Once seen as untouched by political ideology, the Trump appointed conservative swing of the Supreme Court first signaled willingness to challenge Roe v. Wade and now it's coming for affirmative action. Appeals to Harvard's and the University of North Carolina's admissions processes will result in potentially fundamental challenge to what the trial judge in the UNC case found - that "UNC defendants produced substantial, credible, and largely uncontested evidence that it has made the deliberate decision to pursue the educational benefits that flow from student body diversity." This broad benefit to all is discarded by conservatives who dispense research that supposedly documents bias in admissions decisions. The Supreme Court's willingness to consider the Harvard and UNC case is a high stakes matter that "threatens the nation's ideals of equality," said the NAACP's Legal and Educational Defense Fund Director.
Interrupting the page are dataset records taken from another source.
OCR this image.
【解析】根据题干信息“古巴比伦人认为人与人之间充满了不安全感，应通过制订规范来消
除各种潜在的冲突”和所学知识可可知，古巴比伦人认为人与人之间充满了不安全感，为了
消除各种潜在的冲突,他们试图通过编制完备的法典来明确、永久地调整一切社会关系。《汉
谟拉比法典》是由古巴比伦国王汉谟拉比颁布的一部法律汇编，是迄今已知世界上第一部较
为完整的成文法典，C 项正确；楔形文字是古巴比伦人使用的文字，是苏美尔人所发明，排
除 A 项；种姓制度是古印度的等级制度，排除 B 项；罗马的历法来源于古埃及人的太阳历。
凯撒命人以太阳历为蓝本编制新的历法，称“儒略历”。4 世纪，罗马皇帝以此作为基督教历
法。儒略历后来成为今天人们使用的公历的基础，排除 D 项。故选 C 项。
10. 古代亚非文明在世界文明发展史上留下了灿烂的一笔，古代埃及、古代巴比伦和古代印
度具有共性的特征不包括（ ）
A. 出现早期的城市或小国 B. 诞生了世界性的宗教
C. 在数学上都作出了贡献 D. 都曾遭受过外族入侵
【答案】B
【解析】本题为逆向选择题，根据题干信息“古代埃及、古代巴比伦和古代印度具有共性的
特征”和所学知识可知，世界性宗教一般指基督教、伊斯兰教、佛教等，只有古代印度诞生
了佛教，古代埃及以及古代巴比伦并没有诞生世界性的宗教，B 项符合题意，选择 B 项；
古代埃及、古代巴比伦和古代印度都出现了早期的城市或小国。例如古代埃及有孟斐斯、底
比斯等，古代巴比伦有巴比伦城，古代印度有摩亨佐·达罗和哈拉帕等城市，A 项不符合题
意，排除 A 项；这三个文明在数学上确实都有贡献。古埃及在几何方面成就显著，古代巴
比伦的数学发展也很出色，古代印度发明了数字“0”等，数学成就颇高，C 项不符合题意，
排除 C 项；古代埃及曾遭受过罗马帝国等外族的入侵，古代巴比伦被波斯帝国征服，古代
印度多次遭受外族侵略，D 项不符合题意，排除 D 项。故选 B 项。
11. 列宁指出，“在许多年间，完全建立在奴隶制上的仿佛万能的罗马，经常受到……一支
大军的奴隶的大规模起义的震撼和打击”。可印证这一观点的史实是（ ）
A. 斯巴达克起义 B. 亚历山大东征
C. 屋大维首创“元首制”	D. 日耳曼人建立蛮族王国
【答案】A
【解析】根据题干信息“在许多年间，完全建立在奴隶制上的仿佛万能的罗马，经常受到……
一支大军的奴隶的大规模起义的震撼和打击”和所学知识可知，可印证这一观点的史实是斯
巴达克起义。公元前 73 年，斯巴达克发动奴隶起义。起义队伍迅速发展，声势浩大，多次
The educational benefit of diversity for everyone, students, families, and society at large, are vast at this time of contested ideologies. Overturning this commitment would do irreparable harm and would turn back the clock on progress that has been made and more yet to be realized. The irony is that "Students for Fair Admissions" filing with the Supreme Court claimed that affirmative action undermines advances achieved through the civil rights movement, although the opposition to affirmative action has been simmering since Brown v. Board of Education in 1954. Thirty-four briefs filed by conservative groups to support the lawsuit. As University of Houston law professor, Michael A. Olivas is quoted, "I... worried the day could again come when the court would revisit the issue. In those soul-searching moments, however, I never imagined a Supreme Court stacked by a President Trump, willing to act in an unprecedented and unprincipled way with the Senate to reverse Roe v. Wade - and now also perhaps affirmative action."
Accepting that minority students have historically and systematically been denied access to higher education is essential to understanding the intent of affirmative action. However, 3 out of 4 in a Pew survey oppose consideration of race in college admissions and with large numbers of Americans opposing affirmative action overall, it is up for grabs. A Chicago Tribune editorial suggested that a supply chain strategy might be a viable alternative to affirmative action. The idea is to provide consistent and broadly available support systems that address educational equity. The point of increasing student success for all is that privileged white students are more likely to have built in supports from family and advanced knowledge of how systems work, resulting in their accessing services and asking for help when they need it. A supply chain strategy to respond to a more diverse student population would offer visible and easily accessible support to all.
Due to higher performance on admissions tests and their academic records, the proportion of Asian American students at elite institutions grew dramatically in the early 1990s. It then leveled off and is now surging again. Although comprising a small percentage of U.S.A. students, the number and proportion of Asian American students is a complicating factor in conservatives' challenge to affirmative action. The question is "what is to be done if a specific demographic group has an inherent advantage in relation to selection criteria?"
My personal prediction is that after Roe v. Wade and affirmative action, free v. civil speech will be the next issue that will likely come to the Supreme Court. It's just a matter of time until conservative students are able to convince courts that they've been discriminated against in campus speech codes and speaker/lecturer selections. Academic conversation can and should be challenging and fostering campus environments that include many perspectives should be the goal.